READERS' COMMENTS [5]

Please note, only GPs are permitted to add comments to articles

Douglas Callow 23 June, 2023 1:14 pm

nice idea but wont happen

Centreground Centreground 23 June, 2023 1:17 pm

Well done BMA /GPC
Clinical Directors have abjectly failed at huge cost to patients and cost to Primary Care in general but at huge benefit to themselves.
There will be no difficulty in this group of board hoppers jumping onto to another highly paid most likely unnecessary board position.
PCNs are the most disgraceful waste of resources in NHS history with the introduction of poor monitoring processes and work which could easily have been done from within practices at much lower cost from the outset with a high level of preventable damage caused to patient care difficult to otherwise imagine and yet unknown to the public.
The level of salaries paid to some relatively junior PCN and on occasion unqualified staff would be eye wearing to the general Public.
I expect the government and Clinical Directors to resist the need for common sense and for better use of NHS funds, but the BMA/GPC should press on

Nick Mann 23 June, 2023 2:10 pm

This is professional leadership and would rescue general practice if implemented. It is what is needed. The days of accepting the least worst option have incrementally led us to this situation. Well done for standing firm.

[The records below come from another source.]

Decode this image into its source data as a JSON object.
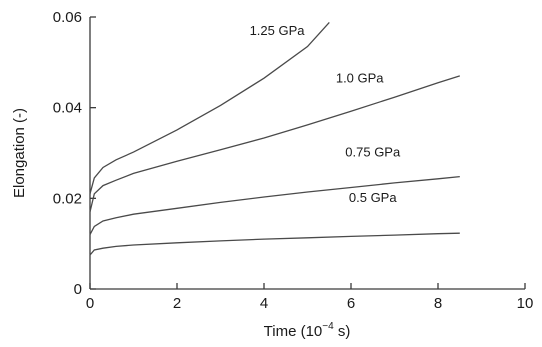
{
  "chart_data": {
    "type": "line",
    "xlabel_main": "Time (10",
    "xlabel_exp": "−4",
    "xlabel_tail": " s)",
    "ylabel": "Elongation (-)",
    "xlim": [
      0,
      10
    ],
    "ylim": [
      0,
      0.06
    ],
    "x_ticks": [
      0,
      2,
      4,
      6,
      8,
      10
    ],
    "x_tick_labels": [
      "0",
      "2",
      "4",
      "6",
      "8",
      "10"
    ],
    "y_ticks": [
      0,
      0.02,
      0.04,
      0.06
    ],
    "y_tick_labels": [
      "0",
      "0.02",
      "0.04",
      "0.06"
    ],
    "grid": false,
    "series": [
      {
        "name": "1.25 GPa",
        "x": [
          0,
          0.1,
          0.3,
          0.6,
          1.0,
          2.0,
          3.0,
          4.0,
          5.0,
          5.5
        ],
        "y": [
          0.021,
          0.0245,
          0.0268,
          0.0285,
          0.0302,
          0.0351,
          0.0405,
          0.0465,
          0.0535,
          0.0588
        ]
      },
      {
        "name": "1.0 GPa",
        "x": [
          0,
          0.1,
          0.3,
          0.6,
          1.0,
          2.0,
          3.0,
          4.0,
          5.0,
          6.0,
          7.0,
          8.0,
          8.5
        ],
        "y": [
          0.017,
          0.021,
          0.0228,
          0.024,
          0.0255,
          0.0282,
          0.0307,
          0.0333,
          0.0362,
          0.0392,
          0.0423,
          0.0455,
          0.047
        ]
      },
      {
        "name": "0.75 GPa",
        "x": [
          0,
          0.1,
          0.3,
          0.6,
          1.0,
          2.0,
          3.0,
          4.0,
          5.0,
          6.0,
          7.0,
          8.0,
          8.5
        ],
        "y": [
          0.012,
          0.0138,
          0.015,
          0.0157,
          0.0165,
          0.0178,
          0.0191,
          0.0203,
          0.0214,
          0.0224,
          0.0234,
          0.0243,
          0.0248
        ]
      },
      {
        "name": "0.5 GPa",
        "x": [
          0,
          0.1,
          0.3,
          0.6,
          1.0,
          2.0,
          3.0,
          4.0,
          5.0,
          6.0,
          7.0,
          8.0,
          8.5
        ],
        "y": [
          0.0075,
          0.0086,
          0.009,
          0.0094,
          0.0097,
          0.0102,
          0.0106,
          0.011,
          0.0113,
          0.0116,
          0.0119,
          0.0122,
          0.0123
        ]
      }
    ],
    "series_label_anchor": [
      {
        "x": 4.3,
        "y": 0.056
      },
      {
        "x": 6.2,
        "y": 0.0455
      },
      {
        "x": 6.5,
        "y": 0.0292
      },
      {
        "x": 6.5,
        "y": 0.0192
      }
    ]
  }
}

Northern Trainer 23 June, 2023 3:22 pm

We will see. It sounds great.
I am ever the optimist but after being a partner for over a decade now I very sadly believe that Whitehall dinners, political careers and nepotistic deals will scupper every single part of this.

Andrew Jackson 24 June, 2023 7:53 am

This is an excellent set of principles to base the last stand of General Practice around.
It will flush out with complete certainty the direction of travel to end the existence of independent General Practice.